Generalized eigenvectors of arbitrary Hilbert spaces Per wikipedia:

If $\lambda$ is an eigenvalue of $T$, then the operator $T - \lambda I$ is not one-to-one, and therefore the inverse $(T - \lambda I)$ is not defined. However, the inverse statement is not true: the operator $T - \lambda I$ may not have an inverse, even if $\lambda$ is not an eigenvalue. Thus the spectrum of an operator always contains all its eigenvalues, but is not limited to them.

The article goes on to give an example from $\ell^2(\mathbb{Z})$ of an operator with such a value in its spectrum (namely, the right-shift operator).
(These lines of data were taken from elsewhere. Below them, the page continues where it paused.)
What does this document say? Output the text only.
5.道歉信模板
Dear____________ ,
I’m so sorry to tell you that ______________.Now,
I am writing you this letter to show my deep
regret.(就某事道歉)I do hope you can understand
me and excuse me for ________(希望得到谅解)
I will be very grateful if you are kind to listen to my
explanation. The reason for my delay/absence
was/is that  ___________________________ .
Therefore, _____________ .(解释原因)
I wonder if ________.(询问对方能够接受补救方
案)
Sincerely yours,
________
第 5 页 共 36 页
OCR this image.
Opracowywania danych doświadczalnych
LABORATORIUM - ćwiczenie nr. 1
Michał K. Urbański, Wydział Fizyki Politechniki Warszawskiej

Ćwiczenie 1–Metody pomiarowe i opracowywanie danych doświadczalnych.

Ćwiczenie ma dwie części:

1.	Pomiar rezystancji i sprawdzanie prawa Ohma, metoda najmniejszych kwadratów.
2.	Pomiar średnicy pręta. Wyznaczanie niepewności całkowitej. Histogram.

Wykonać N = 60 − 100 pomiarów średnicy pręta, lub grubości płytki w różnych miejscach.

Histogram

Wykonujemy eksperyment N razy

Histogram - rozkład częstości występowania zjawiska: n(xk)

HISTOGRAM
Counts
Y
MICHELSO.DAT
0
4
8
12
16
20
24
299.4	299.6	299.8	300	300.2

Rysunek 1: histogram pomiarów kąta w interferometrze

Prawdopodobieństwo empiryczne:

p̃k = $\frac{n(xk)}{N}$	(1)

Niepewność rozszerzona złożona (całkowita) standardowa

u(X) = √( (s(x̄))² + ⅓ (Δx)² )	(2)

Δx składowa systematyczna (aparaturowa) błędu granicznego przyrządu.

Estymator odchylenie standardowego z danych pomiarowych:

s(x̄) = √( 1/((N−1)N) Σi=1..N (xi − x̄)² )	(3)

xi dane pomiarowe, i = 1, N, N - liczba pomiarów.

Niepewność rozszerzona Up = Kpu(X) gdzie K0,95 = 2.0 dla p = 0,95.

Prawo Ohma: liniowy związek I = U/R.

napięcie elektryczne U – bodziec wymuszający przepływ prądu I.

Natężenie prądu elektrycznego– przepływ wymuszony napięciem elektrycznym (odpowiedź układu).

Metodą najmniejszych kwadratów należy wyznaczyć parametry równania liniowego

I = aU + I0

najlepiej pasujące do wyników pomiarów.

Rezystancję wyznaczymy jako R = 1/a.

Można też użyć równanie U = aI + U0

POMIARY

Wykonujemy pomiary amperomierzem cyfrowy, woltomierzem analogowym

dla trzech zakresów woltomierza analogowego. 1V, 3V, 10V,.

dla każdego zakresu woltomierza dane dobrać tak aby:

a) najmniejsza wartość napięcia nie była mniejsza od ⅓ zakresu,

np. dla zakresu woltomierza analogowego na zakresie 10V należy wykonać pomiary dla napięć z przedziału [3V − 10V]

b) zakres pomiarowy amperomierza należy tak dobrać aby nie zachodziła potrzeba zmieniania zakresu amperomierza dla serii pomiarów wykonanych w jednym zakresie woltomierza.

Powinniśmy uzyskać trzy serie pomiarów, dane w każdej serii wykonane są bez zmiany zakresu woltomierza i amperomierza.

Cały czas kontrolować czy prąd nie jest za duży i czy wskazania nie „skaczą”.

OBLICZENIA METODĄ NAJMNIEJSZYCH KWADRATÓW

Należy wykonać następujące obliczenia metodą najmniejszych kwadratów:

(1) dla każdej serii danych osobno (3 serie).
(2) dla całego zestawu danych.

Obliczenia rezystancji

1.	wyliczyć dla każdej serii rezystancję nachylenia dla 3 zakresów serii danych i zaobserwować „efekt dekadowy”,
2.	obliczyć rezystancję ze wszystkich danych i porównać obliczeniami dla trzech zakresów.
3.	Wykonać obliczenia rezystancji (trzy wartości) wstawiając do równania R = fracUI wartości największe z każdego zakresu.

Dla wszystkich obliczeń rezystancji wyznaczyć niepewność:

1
I know that we can employ some machinery to "recover" eigenvectors corresponding to these values.  For example, for $L_2(\mathbb{R})$, we can construct the Gelfand triple $H^s(\mathbb{R}) \subseteq L_2(\mathbb{R}) \subseteq H^{-s}(\mathbb{R})$ and recover, for instance, the "generalized eigenvectors" of the momentum operator $-i\frac{d}{dx}$.
In that case, it is easy to interpret the generalized eigenvectors - they are sinusoids.  But what about the earlier case of $\ell^2(\mathbb{Z})$?  Here, I have no real intuition, which suggests that I'm missing something fundamental in my understanding.
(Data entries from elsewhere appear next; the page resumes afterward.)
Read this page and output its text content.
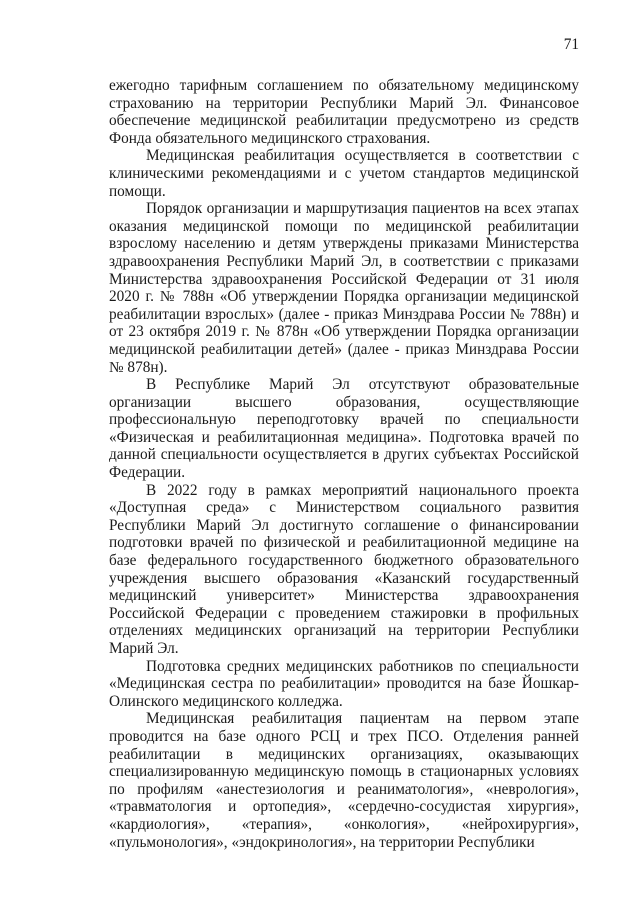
71

ежегодно тарифным соглашением по обязательному медицинскому страхованию на территории Республики Марий Эл. Финансовое обеспечение медицинской реабилитации предусмотрено из средств Фонда обязательного медицинского страхования.

Медицинская реабилитация осуществляется в соответствии с клиническими рекомендациями и с учетом стандартов медицинской помощи.

Порядок организации и маршрутизация пациентов на всех этапах оказания медицинской помощи по медицинской реабилитации взрослому населению и детям утверждены приказами Министерства здравоохранения Республики Марий Эл, в соответствии с приказами Министерства здравоохранения Российской Федерации от 31 июля 2020 г. № 788н «Об утверждении Порядка организации медицинской реабилитации взрослых» (далее - приказ Минздрава России № 788н) и от 23 октября 2019 г. № 878н «Об утверждении Порядка организации медицинской реабилитации детей» (далее - приказ Минздрава России № 878н).

В Республике Марий Эл отсутствуют образовательные организации высшего образования, осуществляющие профессиональную переподготовку врачей по специальности «Физическая и реабилитационная медицина». Подготовка врачей по данной специальности осуществляется в других субъектах Российской Федерации.

В 2022 году в рамках мероприятий национального проекта «Доступная среда» с Министерством социального развития Республики Марий Эл достигнуто соглашение о финансировании подготовки врачей по физической и реабилитационной медицине на базе федерального государственного бюджетного образовательного учреждения высшего образования «Казанский государственный медицинский университет» Министерства здравоохранения Российской Федерации с проведением стажировки в профильных отделениях медицинских организаций на территории Республики Марий Эл.

Подготовка средних медицинских работников по специальности «Медицинская сестра по реабилитации» проводится на базе Йошкар-Олинского медицинского колледжа.

Медицинская реабилитация пациентам на первом этапе проводится на базе одного РСЦ и трех ПСО. Отделения ранней реабилитации в медицинских организациях, оказывающих специализированную медицинскую помощь в стационарных условиях по профилям «анестезиология и реаниматология», «неврология», «травматология и ортопедия», «сердечно-сосудистая хирургия», «кардиология», «терапия», «онкология», «нейрохирургия», «пульмонология», «эндокринология», на территории Республики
Is there anything that can be said about what these "generalized eigenvectors" look like, in general?  Is there any theory characterizing what "sort" of operators on a general Hilbert space require this sort of additional machinery to recover their eigenbases, and why?
Edit: It occurs to me upon reflection that the generalized eigenvectors of the right-shift operator on $\ell^2(\mathbb{Z})$ must be those sequences that grow or decay geometrically.  This bears a notable similarity to the above case of $L_2(\mathbb{R})$, though again I don't feel like I quite grasp the nature of the relationship.
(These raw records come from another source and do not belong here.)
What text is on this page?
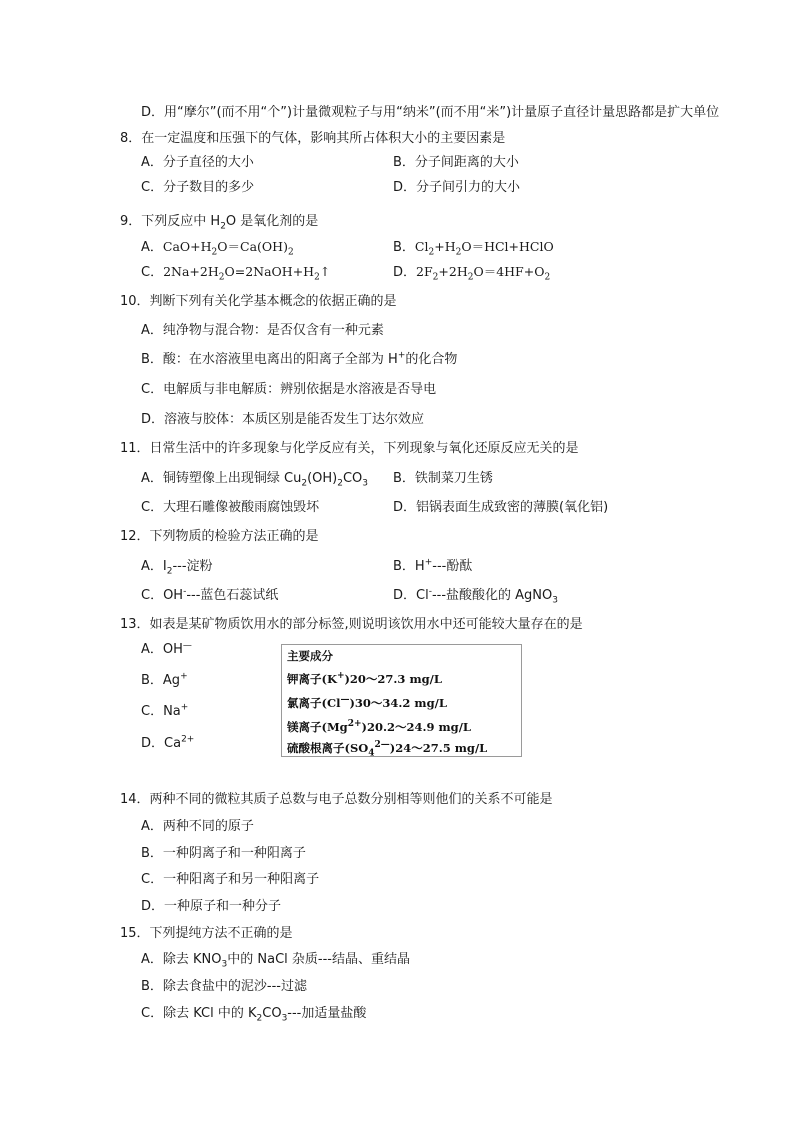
D．用“摩尔”(而不用“个”)计量微观粒子与用“纳米”(而不用“米”)计量原子直径计量思路都是扩大单位
8．在一定温度和压强下的气体，影响其所占体积大小的主要因素是
A．分子直径的大小	B．分子间距离的大小
C．分子数目的多少	D．分子间引力的大小
9．下列反应中 $H_2O$ 是氧化剂的是
A．$CaO+H_2O=Ca(OH)_2$	B．$Cl_2+H_2O=HCl+HClO$
C．$2Na+2H_2O=2NaOH+H_2↑$	D．$2F_2+2H_2O=4HF+O_2$
10．判断下列有关化学基本概念的依据正确的是
A．纯净物与混合物：是否仅含有一种元素
B．酸：在水溶液里电离出的阳离子全部为 H+的化合物
C．电解质与非电解质：辨别依据是水溶液是否导电
D．溶液与胶体：本质区别是能否发生丁达尔效应
11．日常生活中的许多现象与化学反应有关，下列现象与氧化还原反应无关的是
A．铜铸塑像上出现铜绿 $Cu_2(OH)_2CO_3$ B．铁制菜刀生锈
C．大理石雕像被酸雨腐蚀毁坏	D．铝锅表面生成致密的薄膜(氧化铝)
12．下列物质的检验方法正确的是
A．$I_2---$淀粉	B．H+---酚酞
C．OH----蓝色石蕊试纸	D．Cl----盐酸酸化的 AgNO$_3$
13．如表是某矿物质饮用水的部分标签,则说明该饮用水中还可能较大量存在的是
A．OH—
B．Ag+
C．Na+
D．$Ca^{2+}$
主要成分
钾离子(K+)20～27.3 mg/L
氯离子(Cl—)30～34.2 mg/L
镁离子$(Mg^{2+})20.2\sim 24.9$ mg/L
硫酸根离子$(SO_4^{2—})24\sim 27.5$ mg/L
14．两种不同的微粒其质子总数与电子总数分别相等则他们的关系不可能是
A．两种不同的原子
B．一种阴离子和一种阳离子
C．一种阳离子和另一种阳离子
D．一种原子和一种分子
15．下列提纯方法不正确的是
A．除去 $KNO_3$中的 NaCl 杂质---结晶、重结晶
B．除去食盐中的泥沙---过滤
C．除去 KCl 中的 $K_2CO_3---$加适量盐酸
 A: I'm not sure about a general approach, but here's a rigged Hilbert space that yields "generalized eigenfunctions" for the shift operators.
For $0 < \alpha < 1$, define
$$
\Phi_{\alpha} = \left\{f \in \ell^2(\Bbb Z) : \sum_{n \in \Bbb Z} \alpha^{|n|} |f(n)|^2 < \infty \right\}.
$$
For any $\lambda \in \Bbb C$ with $|\lambda| = 1$, let $f_\lambda \in \Phi_\alpha^*$ be defined by
$$
f_{\lambda}(n) = \lambda^{-n}, \quad n \in \Bbb Z.
$$
If $T$ is the bilateral shift operator (i.e. $T(f)(n) = f(n-1)$), then we find that $T^*(\Phi_{\alpha}) \subseteq \Phi_{\alpha}$ and that for any $\lambda \in \Bbb C$ with $|\lambda| = 1$ and any $g \in \Phi_\alpha$, we have
$$
\langle T(f_\lambda),g\rangle_{\ell^2(\Bbb Z)} := \langle f_\lambda,T^*(g)\rangle_{\ell^2(\Bbb Z)}  = \lambda \cdot \langle f_\lambda,g\rangle_{\ell^2(\Bbb Z)}.
$$
So, the functions $f_\lambda$ form a (complete) set of generalized eigenfunctions to the shift operator.
A: The right shift operator $S : \ell^2(\mathbb{Z})\rightarrow\ell^2(\mathbb{Z})$ is defined by
$$
                 S(\alpha_0,\alpha_1,\alpha_2,\alpha_3,\cdots)=(0,\alpha_0,\alpha_1,\alpha_2,\alpha_3,\cdots).
$$
You can view this as multiplication by $z$ on the Hardy space $H^2(\mathbb{D})$ on the unit disk in $\mathbb{C}$, which consists of power series functions $p(z)=\sum_{n=0}^{\infty}p_n z^n$ with $\sum_{n=0}^{\infty}|p_n|^2 < \infty$. The adjoint $S^*$ is given by its action on power series functions:
$$
              S^*p=\frac{p(z)-p(0)}{z}.
$$
$S^*$ maps $(\alpha_0,\alpha_1,\alpha_2,\cdots)$ to $(\alpha_1,\alpha_2,\alpha_3,\cdots)$. This is the so-called left shift operator. Note that $S^*Sp=p$, but $SS^*q\ne q$ unless $q(0)=0$. $S$ is not invertible, even though it has a left inverse. $S-0I$ does not have an inverse, even though $\mathcal{N}(S)=\{0\}$.